最後もなにも、本人がいないんじゃ仕方ないのに。これが全部、ただの悪い冗談にならないかな。
今日って4月1日じゃ、ないんだっけ? 今、何月? もう分かんないや。もうどうでもいいや。
「神納さん。お葬式、来なきゃだめだよ」
栗源が普段よりも冷たい声で言った。冷たいっていうか……押し殺してるっていうか。
ああ分かるよ、押し殺すのいつもだから。今、私の周りは、涙で溢れていた。涙と、「可哀想」って言葉と。

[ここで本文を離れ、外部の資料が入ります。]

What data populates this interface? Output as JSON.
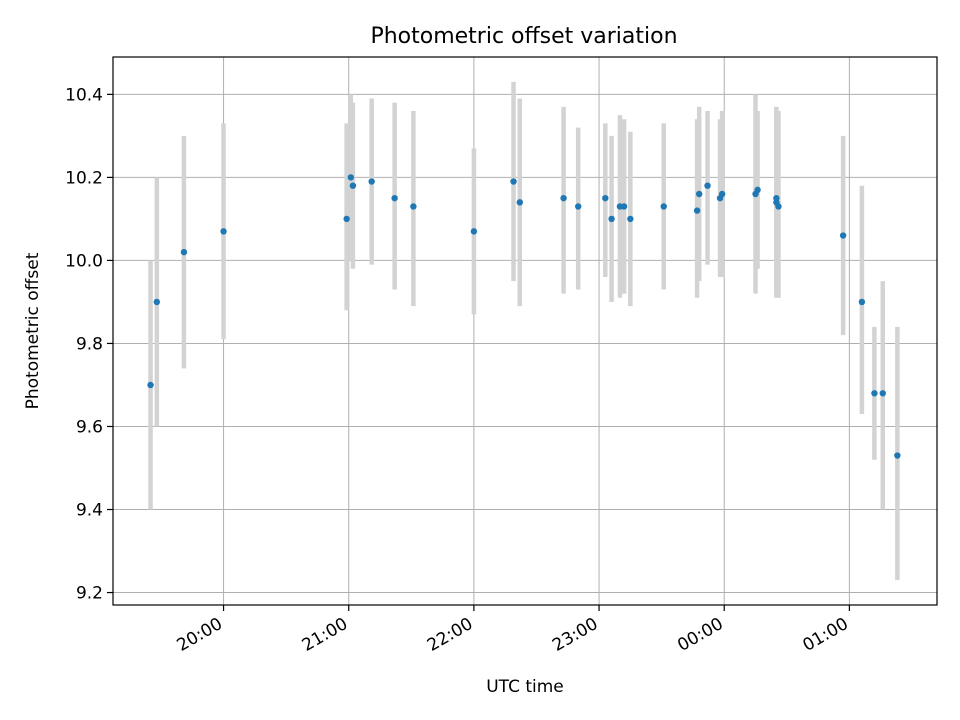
{
  "chart_data": {
    "type": "scatter",
    "title": "Photometric offset variation",
    "xlabel": "UTC time",
    "ylabel": "Photometric offset",
    "grid": true,
    "x_unit": "UTC time (HH:MM)",
    "xlim": [
      "19:07",
      "01:42"
    ],
    "ylim": [
      9.17,
      10.49
    ],
    "yticks": [
      9.2,
      9.4,
      9.6,
      9.8,
      10.0,
      10.2,
      10.4
    ],
    "ytick_labels": [
      "9.2",
      "9.4",
      "9.6",
      "9.8",
      "10.0",
      "10.2",
      "10.4"
    ],
    "xticks": [
      "20:00",
      "21:00",
      "22:00",
      "23:00",
      "00:00",
      "01:00"
    ],
    "xtick_labels": [
      "20:00",
      "21:00",
      "22:00",
      "23:00",
      "00:00",
      "01:00"
    ],
    "colors": {
      "point": "#1f77b4",
      "errorbar": "#d3d3d3",
      "grid": "#b0b0b0"
    },
    "points": [
      {
        "x": "19:25",
        "y": 9.7,
        "yerr_low": 9.4,
        "yerr_high": 10.0
      },
      {
        "x": "19:28",
        "y": 9.9,
        "yerr_low": 9.6,
        "yerr_high": 10.2
      },
      {
        "x": "19:41",
        "y": 10.02,
        "yerr_low": 9.74,
        "yerr_high": 10.3
      },
      {
        "x": "20:00",
        "y": 10.07,
        "yerr_low": 9.81,
        "yerr_high": 10.33
      },
      {
        "x": "20:59",
        "y": 10.1,
        "yerr_low": 9.88,
        "yerr_high": 10.33
      },
      {
        "x": "21:01",
        "y": 10.2,
        "yerr_low": 10.0,
        "yerr_high": 10.4
      },
      {
        "x": "21:02",
        "y": 10.18,
        "yerr_low": 9.98,
        "yerr_high": 10.38
      },
      {
        "x": "21:11",
        "y": 10.19,
        "yerr_low": 9.99,
        "yerr_high": 10.39
      },
      {
        "x": "21:22",
        "y": 10.15,
        "yerr_low": 9.93,
        "yerr_high": 10.38
      },
      {
        "x": "21:31",
        "y": 10.13,
        "yerr_low": 9.89,
        "yerr_high": 10.36
      },
      {
        "x": "22:00",
        "y": 10.07,
        "yerr_low": 9.87,
        "yerr_high": 10.27
      },
      {
        "x": "22:19",
        "y": 10.19,
        "yerr_low": 9.95,
        "yerr_high": 10.43
      },
      {
        "x": "22:22",
        "y": 10.14,
        "yerr_low": 9.89,
        "yerr_high": 10.39
      },
      {
        "x": "22:43",
        "y": 10.15,
        "yerr_low": 9.92,
        "yerr_high": 10.37
      },
      {
        "x": "22:50",
        "y": 10.13,
        "yerr_low": 9.93,
        "yerr_high": 10.32
      },
      {
        "x": "23:03",
        "y": 10.15,
        "yerr_low": 9.96,
        "yerr_high": 10.33
      },
      {
        "x": "23:06",
        "y": 10.1,
        "yerr_low": 9.9,
        "yerr_high": 10.3
      },
      {
        "x": "23:10",
        "y": 10.13,
        "yerr_low": 9.91,
        "yerr_high": 10.35
      },
      {
        "x": "23:12",
        "y": 10.13,
        "yerr_low": 9.92,
        "yerr_high": 10.34
      },
      {
        "x": "23:15",
        "y": 10.1,
        "yerr_low": 9.89,
        "yerr_high": 10.31
      },
      {
        "x": "23:31",
        "y": 10.13,
        "yerr_low": 9.93,
        "yerr_high": 10.33
      },
      {
        "x": "23:47",
        "y": 10.12,
        "yerr_low": 9.91,
        "yerr_high": 10.34
      },
      {
        "x": "23:48",
        "y": 10.16,
        "yerr_low": 9.95,
        "yerr_high": 10.37
      },
      {
        "x": "23:52",
        "y": 10.18,
        "yerr_low": 9.99,
        "yerr_high": 10.36
      },
      {
        "x": "23:58",
        "y": 10.15,
        "yerr_low": 9.96,
        "yerr_high": 10.34
      },
      {
        "x": "23:59",
        "y": 10.16,
        "yerr_low": 9.96,
        "yerr_high": 10.36
      },
      {
        "x": "00:15",
        "y": 10.16,
        "yerr_low": 9.92,
        "yerr_high": 10.4
      },
      {
        "x": "00:16",
        "y": 10.17,
        "yerr_low": 9.98,
        "yerr_high": 10.36
      },
      {
        "x": "00:25",
        "y": 10.14,
        "yerr_low": 9.91,
        "yerr_high": 10.37
      },
      {
        "x": "00:25",
        "y": 10.15,
        "yerr_low": 9.92,
        "yerr_high": 10.36
      },
      {
        "x": "00:26",
        "y": 10.13,
        "yerr_low": 9.91,
        "yerr_high": 10.36
      },
      {
        "x": "00:57",
        "y": 10.06,
        "yerr_low": 9.82,
        "yerr_high": 10.3
      },
      {
        "x": "01:06",
        "y": 9.9,
        "yerr_low": 9.63,
        "yerr_high": 10.18
      },
      {
        "x": "01:12",
        "y": 9.68,
        "yerr_low": 9.52,
        "yerr_high": 9.84
      },
      {
        "x": "01:16",
        "y": 9.68,
        "yerr_low": 9.4,
        "yerr_high": 9.95
      },
      {
        "x": "01:23",
        "y": 9.53,
        "yerr_low": 9.23,
        "yerr_high": 9.84
      }
    ]
  }
}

こんな状況だけど、可哀想って言葉にイラッとする。それはもう、昔からの条件反射だったから。
可哀想ってなに、あんた何様? 普段なら勢いよく燃える怒りは、今日はすぐに消えてしまった。
悲しい、のか。私は。霧生がいなくなって、辛いのか。こんな、息が詰まるほどの感情って、いつぶりだろう。
今すぐ泣き叫べたら。今すぐ怒り狂えたなら。きっと、楽になれる。だけど……私の脳は、感情を受け付けない。
心? それは知らない。そもそもどこにあるのかも知らない。私がなにかを思うのは、感じるのは、すべて脳だから。
だから……この感情の出どころもきっと、ううん絶対、脳なんだ。